The Qualms: a new play by Bruce Norris

Or: Swinger State

In a well appointed sea-side apartment Teri (Kate Arrington) and Gary (Keith Kupferer) prepare to host this months meeting of their society of swingers where couples of all walks of life (well mainly rich, cosmopolitan ones) can gather to enjoy snackrels, engage in stimulating conversation, and get down and jiggly with whoever they please. Teri and Gary have been busily recruiting a new couple Kristy (Diane Davis) and Chris (Greg Stuher), who though present and willing harbor certain hesitancies about the whole philosophy. As the guests pile in and the tension tightens and the chummy knee pats roam higher up the leg- it becomes uncertain whether anyone in the room knows what they want or knows the most “civilized” way to go about getting it.

I am happy to report that despite it’s subject matter The Qualms features very little in the way of compromising or lewd action. It is not an example of those stories that promotes wild copulating in the streets, as the philistines used to, and still do, accuse the theatre of promoting. Indeed, Norris, professional purveyor of discomfort, is quoted as saying, “I wanted to write a play that would make it just impossible to go home afterwards and have s-x”. As for it’s language, it is no more course or crass than any other modern day drama you’ll find in a major metropolitan story-scene. However his new “s-x comedy” leaves a little something to be desired style wise, as it runs almost pulse for pulse with his revered or reviled (depending on who you ask) “race drama”, Clybourne Park (or at least the second, less tragedy heavy, act). In essence: 1) Characters gather to engage in banter-heavy naturalistic drama, 2) a controversial taboo topic is introduced, causing for edged politeness and conversational miss-stepping, usually miss-stepped by an uptight White Anglo Saxon Protestant Male, 3) said uptight WASPM explodes in a fit of unrighteous anger and prejudice causing other characters to explode in similar outbursts, 4) things settle into awkwardness, 5) the action becomes something Truer and more drawing than naturalistic drama.

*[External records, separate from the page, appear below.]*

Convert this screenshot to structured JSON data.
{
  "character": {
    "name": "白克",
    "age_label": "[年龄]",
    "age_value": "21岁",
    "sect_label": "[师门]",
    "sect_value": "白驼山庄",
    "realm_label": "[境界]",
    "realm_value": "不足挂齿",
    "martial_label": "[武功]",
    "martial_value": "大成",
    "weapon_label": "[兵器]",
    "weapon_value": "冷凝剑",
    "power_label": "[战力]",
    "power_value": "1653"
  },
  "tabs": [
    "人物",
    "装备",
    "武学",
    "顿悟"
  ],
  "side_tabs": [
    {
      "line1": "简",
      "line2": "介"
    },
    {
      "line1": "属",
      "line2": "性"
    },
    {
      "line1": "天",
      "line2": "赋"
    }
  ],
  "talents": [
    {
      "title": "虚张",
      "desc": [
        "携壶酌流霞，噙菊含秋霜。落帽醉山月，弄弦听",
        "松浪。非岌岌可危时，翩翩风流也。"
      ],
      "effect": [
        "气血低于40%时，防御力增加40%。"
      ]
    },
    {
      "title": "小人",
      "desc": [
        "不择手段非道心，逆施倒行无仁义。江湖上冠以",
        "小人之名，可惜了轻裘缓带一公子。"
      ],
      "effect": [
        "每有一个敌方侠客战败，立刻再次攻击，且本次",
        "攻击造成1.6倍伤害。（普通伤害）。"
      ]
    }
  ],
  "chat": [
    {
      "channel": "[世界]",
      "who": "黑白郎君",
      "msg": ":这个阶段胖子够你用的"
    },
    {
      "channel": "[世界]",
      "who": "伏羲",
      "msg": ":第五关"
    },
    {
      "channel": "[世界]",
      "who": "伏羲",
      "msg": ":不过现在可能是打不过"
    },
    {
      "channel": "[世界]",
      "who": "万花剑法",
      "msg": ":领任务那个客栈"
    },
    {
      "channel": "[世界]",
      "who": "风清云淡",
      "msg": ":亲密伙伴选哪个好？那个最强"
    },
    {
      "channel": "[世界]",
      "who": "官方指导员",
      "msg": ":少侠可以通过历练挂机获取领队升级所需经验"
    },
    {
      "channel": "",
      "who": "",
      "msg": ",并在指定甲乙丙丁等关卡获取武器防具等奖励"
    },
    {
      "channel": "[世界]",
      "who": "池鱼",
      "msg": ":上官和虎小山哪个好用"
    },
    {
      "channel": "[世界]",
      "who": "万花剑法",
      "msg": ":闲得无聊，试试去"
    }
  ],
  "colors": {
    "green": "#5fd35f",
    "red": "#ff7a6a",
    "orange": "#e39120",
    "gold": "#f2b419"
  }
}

While his style of storytelling remains unchanged, Norris has given extra thought and a great deal of finesse to the timing of his piece. Nothing happens before its time or without its own personal cause. The last quarter of the play is also given up to some lovingly crafted, artisanal silences, as action or consideration is given its own time to unfold. Many of the ensemble do not quite have the timing required for the banter portions to make the jokes land, making wit seem too much like knee-jerk responses, and genuine knee-jerk responses more like badly born attempts at wit. Exceptions to the rule are Arrington’s lapping cosmopolitan concern, as well as Kristen Fitzgerald’s (Deb) popping devil-may-care dashes and Paul Oakley Stovall’s (Ken) pointed pushes (though Norris gives Ken short shrift in dialog, making him an expounder and not a conversationalist).

You should know, dear reader, that it is entirely possible that my own antagonistic relationship with the “two backed beast” (I find it domineering, arrogant, and violent and it finds me dull and disdains my choices in literature) has restrained me from drawing the full depth of The Qualms. Personally I cannot see how it answers the rightfully famous Lookingglass question: “Why This Play Now?”.

When I conjure the moral picture of the play, I just see a bunch of abstract ideas about possession and status and freedom loosely tethered to and bobbing around above a roiling vat of animal desire and basic unpleasantness. I’d dismiss it all together were it not for that, occasionally the roiling stills and Norris shows us the shining waters of kindness and decency which should underline any relationship: carnal, filial, or light and momentary as a sound.